I was checking out the comments at my bloggingheads conversation with Eliezer Yudkowsky, and I noticed the following, from commenter bbbeard:
My sense is that there is a fundamental sickness at the heart of Bayesianism. Bayes’ theorem is an uncontroversial proposition in both frequentist and Bayesian camps, since it can be formulated precisely in terms of event ensembles. However, the fundamental belief of the Bayesian interpretation, that all probabilities are subjective, is problematic — for its lack of rigor. . . .
One of the features of frequentist statistics is the ease of testability. Consider a binomial variable, like the flip of a fair coin. I can calculate that the probability of getting seven heads in ten flips is 11.71875%. I can check this, first of all, with a computer program that generates random numbers uniformly in [0,1) in groups of ten, and keeping tabs on what fraction of samples have exactly seven numbers less than 0.5. Obviously I can do this for any (m,n). I can also take a coin and flip it many times and get an empirical approximation to 11.71875%. At some point a departure from the predicted value may appear, and frequentist statistics give objective confidence intervals that can precisely quantify the degree to which the coin departs from fairness. . . . What is unclear to me is how a Bayesian would map out an experiment, either numerical or empirical, to demonstrate the posterior distribution in the unknown unfair coin experiment. That’s why I ask, “what does the posterior distribution mean”? . . . The Bayesian interpretation is certainly not what we use in physics. Suppose we lived at a time before the speed of light was measured accurately. You could poll a bunch of people, even “experts”, and get a range of guesses about the value of the speed of light. A Bayesian would construct a prior from this information. But what happens when you go do the experiment? . . .

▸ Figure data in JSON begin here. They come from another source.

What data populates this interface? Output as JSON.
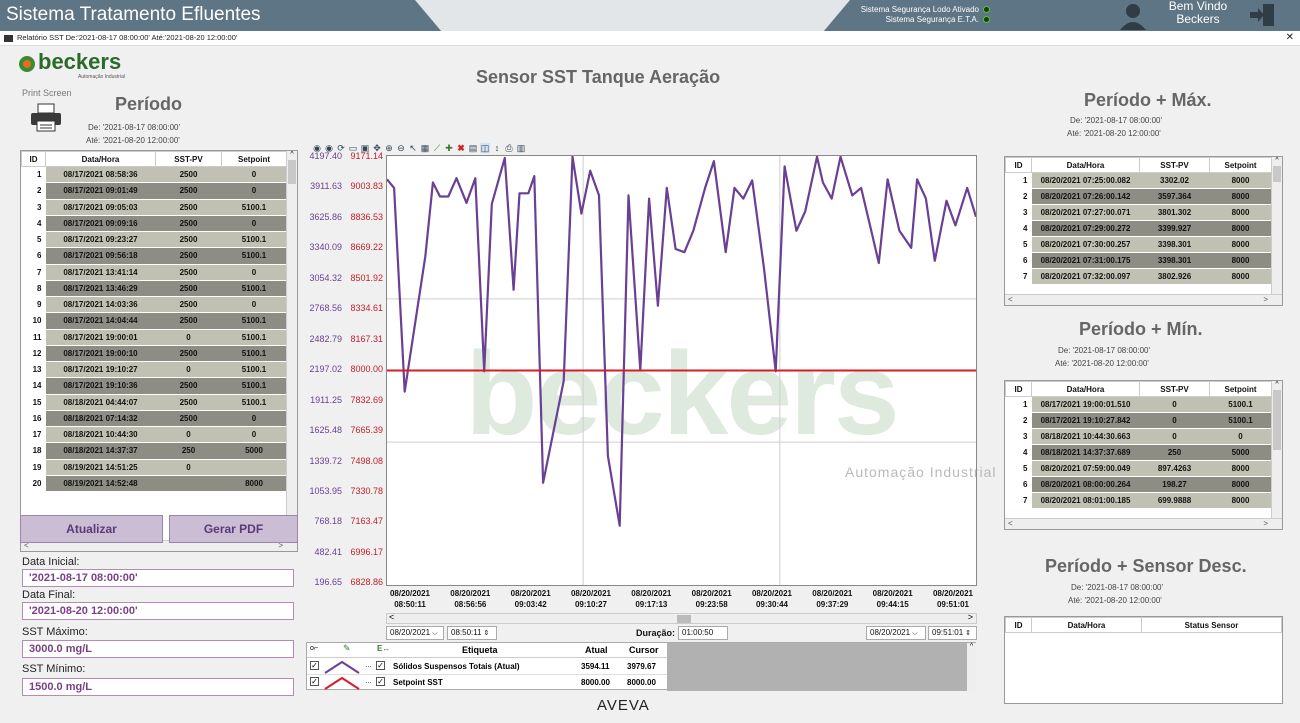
{
  "app": {
    "title": "Sistema Tratamento Efluentes",
    "security": [
      "Sistema Segurança Lodo Ativado",
      "Sistema Segurança E.T.A."
    ],
    "welcome": [
      "Bem Vindo",
      "Beckers"
    ]
  },
  "window": {
    "title": "Relatório SST De:'2021-08-17 08:00:00' Até:'2021-08-20 12:00:00'",
    "close": "✕"
  },
  "logo": {
    "name": "beckers",
    "tagline": "Automação Industrial"
  },
  "left": {
    "print_label": "Print Screen",
    "period_title": "Período",
    "de": "De:  '2021-08-17 08:00:00'",
    "ate": "Até:  '2021-08-20 12:00:00'",
    "columns": [
      "ID",
      "Data/Hora",
      "SST-PV",
      "Setpoint"
    ],
    "rows": [
      [
        "1",
        "08/17/2021 08:58:36",
        "2500",
        "0"
      ],
      [
        "2",
        "08/17/2021 09:01:49",
        "2500",
        "0"
      ],
      [
        "3",
        "08/17/2021 09:05:03",
        "2500",
        "5100.1"
      ],
      [
        "4",
        "08/17/2021 09:09:16",
        "2500",
        "0"
      ],
      [
        "5",
        "08/17/2021 09:23:27",
        "2500",
        "5100.1"
      ],
      [
        "6",
        "08/17/2021 09:56:18",
        "2500",
        "5100.1"
      ],
      [
        "7",
        "08/17/2021 13:41:14",
        "2500",
        "0"
      ],
      [
        "8",
        "08/17/2021 13:46:29",
        "2500",
        "5100.1"
      ],
      [
        "9",
        "08/17/2021 14:03:36",
        "2500",
        "0"
      ],
      [
        "10",
        "08/17/2021 14:04:44",
        "2500",
        "5100.1"
      ],
      [
        "11",
        "08/17/2021 19:00:01",
        "0",
        "5100.1"
      ],
      [
        "12",
        "08/17/2021 19:00:10",
        "2500",
        "5100.1"
      ],
      [
        "13",
        "08/17/2021 19:10:27",
        "0",
        "5100.1"
      ],
      [
        "14",
        "08/17/2021 19:10:36",
        "2500",
        "5100.1"
      ],
      [
        "15",
        "08/18/2021 04:44:07",
        "2500",
        "5100.1"
      ],
      [
        "16",
        "08/18/2021 07:14:32",
        "2500",
        "0"
      ],
      [
        "17",
        "08/18/2021 10:44:30",
        "0",
        "0"
      ],
      [
        "18",
        "08/18/2021 14:37:37",
        "250",
        "5000"
      ],
      [
        "19",
        "08/19/2021 14:51:25",
        "0",
        ""
      ],
      [
        "20",
        "08/19/2021 14:52:48",
        "",
        "8000"
      ]
    ],
    "btn_update": "Atualizar",
    "btn_pdf": "Gerar PDF",
    "data_inicial_label": "Data Inicial:",
    "data_inicial": "'2021-08-17 08:00:00'",
    "data_final_label": "Data Final:",
    "data_final": "'2021-08-20 12:00:00'",
    "sst_max_label": "SST Máximo:",
    "sst_max": "3000.0    mg/L",
    "sst_min_label": "SST Mínimo:",
    "sst_min": "1500.0    mg/L"
  },
  "chart_title": "Sensor SST Tanque Aeração",
  "watermark": {
    "text": "beckers",
    "sub": "Automação Industrial"
  },
  "chart_data": {
    "type": "line",
    "y_left_ticks": [
      "4197.40",
      "3911.63",
      "3625.86",
      "3340.09",
      "3054.32",
      "2768.56",
      "2482.79",
      "2197.02",
      "1911.25",
      "1625.48",
      "1339.72",
      "1053.95",
      "768.18",
      "482.41",
      "196.65"
    ],
    "y_right_ticks": [
      "9171.14",
      "9003.83",
      "8836.53",
      "8669.22",
      "8501.92",
      "8334.61",
      "8167.31",
      "8000.00",
      "7832.69",
      "7665.39",
      "7498.08",
      "7330.78",
      "7163.47",
      "6996.17",
      "6828.86"
    ],
    "ylim_left": [
      196.65,
      4197.4
    ],
    "ylim_right": [
      6828.86,
      9171.14
    ],
    "x_ticks": [
      [
        "08/20/2021",
        "08:50:11"
      ],
      [
        "08/20/2021",
        "08:56:56"
      ],
      [
        "08/20/2021",
        "09:03:42"
      ],
      [
        "08/20/2021",
        "09:10:27"
      ],
      [
        "08/20/2021",
        "09:17:13"
      ],
      [
        "08/20/2021",
        "09:23:58"
      ],
      [
        "08/20/2021",
        "09:30:44"
      ],
      [
        "08/20/2021",
        "09:37:29"
      ],
      [
        "08/20/2021",
        "09:44:15"
      ],
      [
        "08/20/2021",
        "09:51:01"
      ]
    ],
    "series": [
      {
        "name": "Sólidos Suspensos Totais (Atual)",
        "color": "#6a3f94",
        "axis": "left",
        "x": [
          0,
          0.012,
          0.03,
          0.065,
          0.078,
          0.09,
          0.104,
          0.118,
          0.135,
          0.15,
          0.165,
          0.178,
          0.2,
          0.215,
          0.225,
          0.24,
          0.25,
          0.265,
          0.3,
          0.315,
          0.33,
          0.345,
          0.36,
          0.375,
          0.395,
          0.41,
          0.43,
          0.445,
          0.46,
          0.475,
          0.49,
          0.505,
          0.52,
          0.54,
          0.555,
          0.575,
          0.59,
          0.605,
          0.62,
          0.64,
          0.66,
          0.675,
          0.695,
          0.71,
          0.73,
          0.74,
          0.755,
          0.77,
          0.79,
          0.805,
          0.82,
          0.835,
          0.85,
          0.87,
          0.89,
          0.9,
          0.915,
          0.93,
          0.95,
          0.965,
          0.985,
          1
        ],
        "y": [
          3980,
          3900,
          2000,
          3260,
          3950,
          3820,
          3820,
          3990,
          3760,
          3990,
          2190,
          3750,
          4180,
          2950,
          3850,
          3850,
          4010,
          1150,
          2100,
          4190,
          3660,
          4060,
          3830,
          1400,
          750,
          3830,
          2200,
          3800,
          2800,
          3900,
          3330,
          3300,
          3500,
          3900,
          4150,
          3300,
          3900,
          3800,
          3970,
          3150,
          2190,
          4100,
          3500,
          3680,
          4190,
          3950,
          3800,
          4190,
          3830,
          3900,
          3550,
          3200,
          3980,
          3500,
          3340,
          3980,
          3800,
          3220,
          3780,
          3550,
          3900,
          3630
        ]
      },
      {
        "name": "Setpoint SST",
        "color": "#d31f26",
        "axis": "right",
        "x": [
          0,
          1
        ],
        "y": [
          8000,
          8000
        ]
      }
    ]
  },
  "nav": {
    "start_date": "08/20/2021",
    "start_time": "08:50:11",
    "duration_label": "Duração:",
    "duration": "01:00:50",
    "end_date": "08/20/2021",
    "end_time": "09:51:01"
  },
  "legend": {
    "columns": [
      "Etiqueta",
      "Atual",
      "Cursor"
    ],
    "rows": [
      {
        "label": "Sólidos Suspensos Totais (Atual)",
        "atual": "3594.11",
        "cursor": "3979.67"
      },
      {
        "label": "Setpoint SST",
        "atual": "8000.00",
        "cursor": "8000.00"
      }
    ]
  },
  "aveva": "AVEVA",
  "right_max": {
    "title": "Período + Máx.",
    "de": "De:  '2021-08-17 08:00:00'",
    "ate": "Até:  '2021-08-20 12:00:00'",
    "columns": [
      "ID",
      "Data/Hora",
      "SST-PV",
      "Setpoint"
    ],
    "rows": [
      [
        "1",
        "08/20/2021 07:25:00.082",
        "3302.02",
        "8000"
      ],
      [
        "2",
        "08/20/2021 07:26:00.142",
        "3597.364",
        "8000"
      ],
      [
        "3",
        "08/20/2021 07:27:00.071",
        "3801.302",
        "8000"
      ],
      [
        "4",
        "08/20/2021 07:29:00.272",
        "3399.927",
        "8000"
      ],
      [
        "5",
        "08/20/2021 07:30:00.257",
        "3398.301",
        "8000"
      ],
      [
        "6",
        "08/20/2021 07:31:00.175",
        "3398.301",
        "8000"
      ],
      [
        "7",
        "08/20/2021 07:32:00.097",
        "3802.926",
        "8000"
      ]
    ]
  },
  "right_min": {
    "title": "Período + Mín.",
    "de": "De:  '2021-08-17 08:00:00'",
    "ate": "Até:  '2021-08-20 12:00:00'",
    "columns": [
      "ID",
      "Data/Hora",
      "SST-PV",
      "Setpoint"
    ],
    "rows": [
      [
        "1",
        "08/17/2021 19:00:01.510",
        "0",
        "5100.1"
      ],
      [
        "2",
        "08/17/2021 19:10:27.842",
        "0",
        "5100.1"
      ],
      [
        "3",
        "08/18/2021 10:44:30.663",
        "0",
        "0"
      ],
      [
        "4",
        "08/18/2021 14:37:37.689",
        "250",
        "5000"
      ],
      [
        "5",
        "08/20/2021 07:59:00.049",
        "897.4263",
        "8000"
      ],
      [
        "6",
        "08/20/2021 08:00:00.264",
        "198.27",
        "8000"
      ],
      [
        "7",
        "08/20/2021 08:01:00.185",
        "699.9888",
        "8000"
      ]
    ]
  },
  "right_desc": {
    "title": "Período + Sensor Desc.",
    "de": "De:  '2021-08-17 08:00:00'",
    "ate": "Até:  '2021-08-20 12:00:00'",
    "columns": [
      "ID",
      "Data/Hora",
      "Status Sensor"
    ]
  },
  "colors": {
    "purple": "#6a3f94",
    "red": "#d31f26",
    "topbar": "#5d7584",
    "row_light": "#c1c1b3",
    "row_dark": "#8d8d84"
  }
}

I don’t know that any readers of this blog will need an answer to these questions, but just quickly:
1. No, Bayesian probabilities don’t have to be subjective. See chapter 1 of Bayesian Data Analysis for discussion and examples.
2. Bayesian models can indeed be tested. See chapter 6 of Bayesian Data Analysis.
3. Probability distributions in physics are not so clear as you might think. See the bottom half of page 7 in my Bayesian Analysis discussion here.
OK, I think that just about covers it.
P.S. These definitions (from pages 1-2 of this article) may also be of help:
“Bayesian inference” represents statistical estimation as the conditional distribution of parameters and unobserved data, given observed data. “Bayesian statisticians” are those who would apply Bayesian methods to all problems. (Everyone would apply Bayesian inference in situations where prior distributions have a physical basis or a plausible scientific model, as in genetics.) “Anti-Bayesians” are those who avoid Bayesian methods themselves and object to their use by others.